Before addressing this juxtaposition it is necessary to consider the context into which this highly familiar music by Barber has been thrust. Considered in succession, the two Ligeti quartets constitute a major shift in thinking. The first was composed during his tenure as a teacher of harmony, counterpoint, and analysis at the Franz Liszt Academy of Music in Budapest, a position he had secured due, in part, to a recommendation by Zoltán Kodály. One way to approach the first quartet is as a summa on the achievements of Kodály’s former colleague, Béla Bartók, accounting for both the latter’s ethnomusicological research with Kodály and the ways in which that research led to Bartók’s unique approach to melodic lines, harmonies, and rhetoric. It would not be unfair to say that Bartók’s spirit breathes through every note that Ligeti set to paper while working on this quartet, resulting in a rich retrospective neatly packaged into a single uninterrupted movement lasting (on this recording) about 22 minutes.
Ligeti left Budapest in December of 1956, two months after the Soviet Union had violently quashed the Hungarian Revolution.
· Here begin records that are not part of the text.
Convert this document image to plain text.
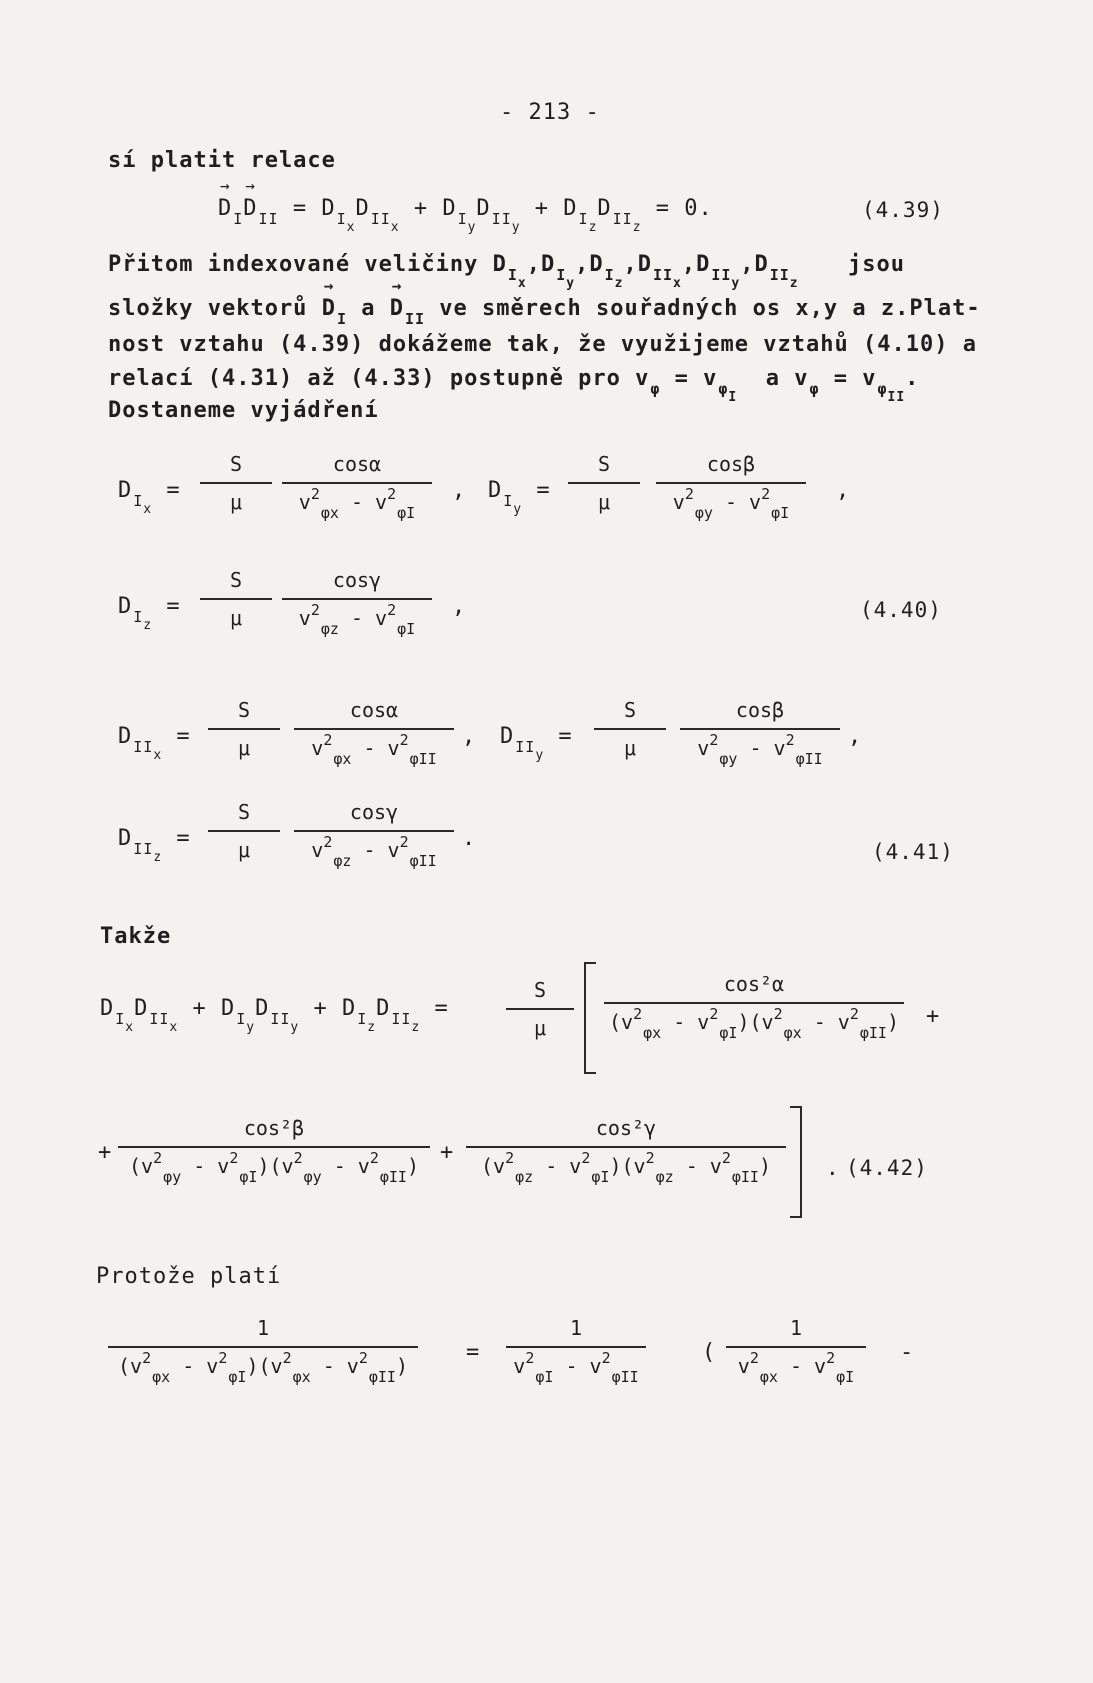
- 213 -
sí platit relace
→ $D_I\to D_{II} = D_{Ix}D_{IIx} + D_{Iy}D_{IIy} + D_{Iz}D_{IIz} = 0$.	(4.39)
Přitom indexované veličiny $D_{Ix},D_{Iy},D_{Iz},D_{IIx},D_{IIy},D_{IIz}$
jsou
složky vektorů → $D_I$ $a \to D_{II}$ ve směrech souřadných os x,y a z.Plat-
nost vztahu (4.39) dokážeme tak, že využijeme vztahů (4.10) a
relací (4.31) až (4.33) postupně pro $v_\varphi = v_{\varphi I}$  a $v_\varphi = v_{\varphi II}$.
Dostaneme vyjádření
$D_{Ix}$ =
S
μ
cosα
$v^2_{\varphi x} - v^2_{\varphi I}$
, $D_{Iy}$ =
S
μ
cosβ
$v^2_{\varphi y} - v^2_{\varphi I}$
,
$D_{Iz}$ =
S
μ
cosγ
$v^2_{\varphi z} - v^2_{\varphi I}$
,	(4.40)
$D_{IIx}$ =
S
μ
cosα
$v^2_{\varphi x} - v^2_{\varphi II}$
, $D_{IIy}$ =
S
μ
cosβ
$v^2_{\varphi y} - v^2_{\varphi II}$
,
$D_{IIz}$ =
S
μ
cosγ
$v^2_{\varphi z} - v^2_{\varphi II}$
.
(4.41)
Takže
$D_{Ix}D_{IIx} + D_{Iy}D_{IIy} + D_{Iz}D_{IIz}$ =
S
μ
cos²α
$(v^2_{\varphi x} - v^2_{\varphi I})(v^2_{\varphi x} - v^2_{\varphi II})$ +
+
cos²β
$(v^2_{\varphi y} - v^2_{\varphi I})(v^2_{\varphi y} - v^2_{\varphi II})$
+
cos²γ
$(v^2_{\varphi z} - v^2_{\varphi I})(v^2_{\varphi z} - v^2_{\varphi II})$	. (4.42)
Protože platí
1
$(v^2_{\varphi x} - v^2_{\varphi I})(v^2_{\varphi x} - v^2_{\varphi II})$
=
1
$v^2_{\varphi I} - v^2_{\varphi II}$
(
1
$v^2_{\varphi x} - v^2_{\varphi I}$
-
In the following years he would work with the German experimentalists in Cologne and Darmstadt (such as Karlheinz Stockhausen and Gottfried Michael Koenig). While that work profoundly influenced his appreciation for the significance of sonority, he was determined to find his own “path to the new music” (to borrow a phrase from Anton Webern, in many ways the patron saint of those German experimentalists). Vienna became his base of operations; and he took Austrian citizenship in 1968, the year of his second string quartet.
This quartet is representative of Ligeti’s determination to put the abstractions of his German contemporaries in their proper place. The tempo indications of each of the five movements are in Italian, but with more attention to the use of modifiers than the indicators of speed. In the first movement that modifier is the adjective “nervoso,” followed by “calmo” for the second movement. By the third movement the entire tempo indication is a modifying phrase, “Come un meccanismo di precisione,” followed by a barrage of three strong adjectives for the fourth movement, “furioso, burtale, tumultuoso.” Things then settle down in the final movement, whose modifiers are “delicatezza” and “mild.”
One way to approach Ligeti’s attentiveness to this labeling is to consider the journey through its five movements in terms of the modulation of energy levels. Even the “calmo” of the second movement is haunted by the preceding “nervoso.” As a result, the listener becomes aware of an increasing intensity of energy that hits a fever pitch in the fourth movement, after which, in Ligeti’s own words, the music “spreads itself out just, just … like a cloud.” The second quartet thus unfolds (in about the same amount of time as the first) almost as the distillation of a classical tragedy in five acts.
The Keller Quartet was founded in 1987 at the Liszt Conservatory of Music, where Ligeti had once taught. All of its members were students there, but none of them studied under Ligeti. They perform with an acute awareness that dramatic expressiveness is as essential as a solid technical command of all the marks on the score pages. As a result, each of these decidedly different aspects of Ligeti’s approach to chamber music thrives with its own sense of immediacy and its own characteristic rhetoric.
Nevertheless, the pieces are so different that one can appreciate why producer Manfred Eicher felt that some form of separation was in order. That separation was provided by the single Barber movement, the same music he had orchestrated to be performed independently of the other two quartet movements under the title “Adagio for Strings.” I call this Eicher’s decision because the recordings of the two quartets were separated by over four years, during which the membership of the Keller Quartett changed. Thus, in many respects, this recording is as much Eicher’s impressions of Ligeti as those of the performers; and the result makes for a highly informative listening experience for both those familiar with Ligeti’s work and those just beginning to learn about it.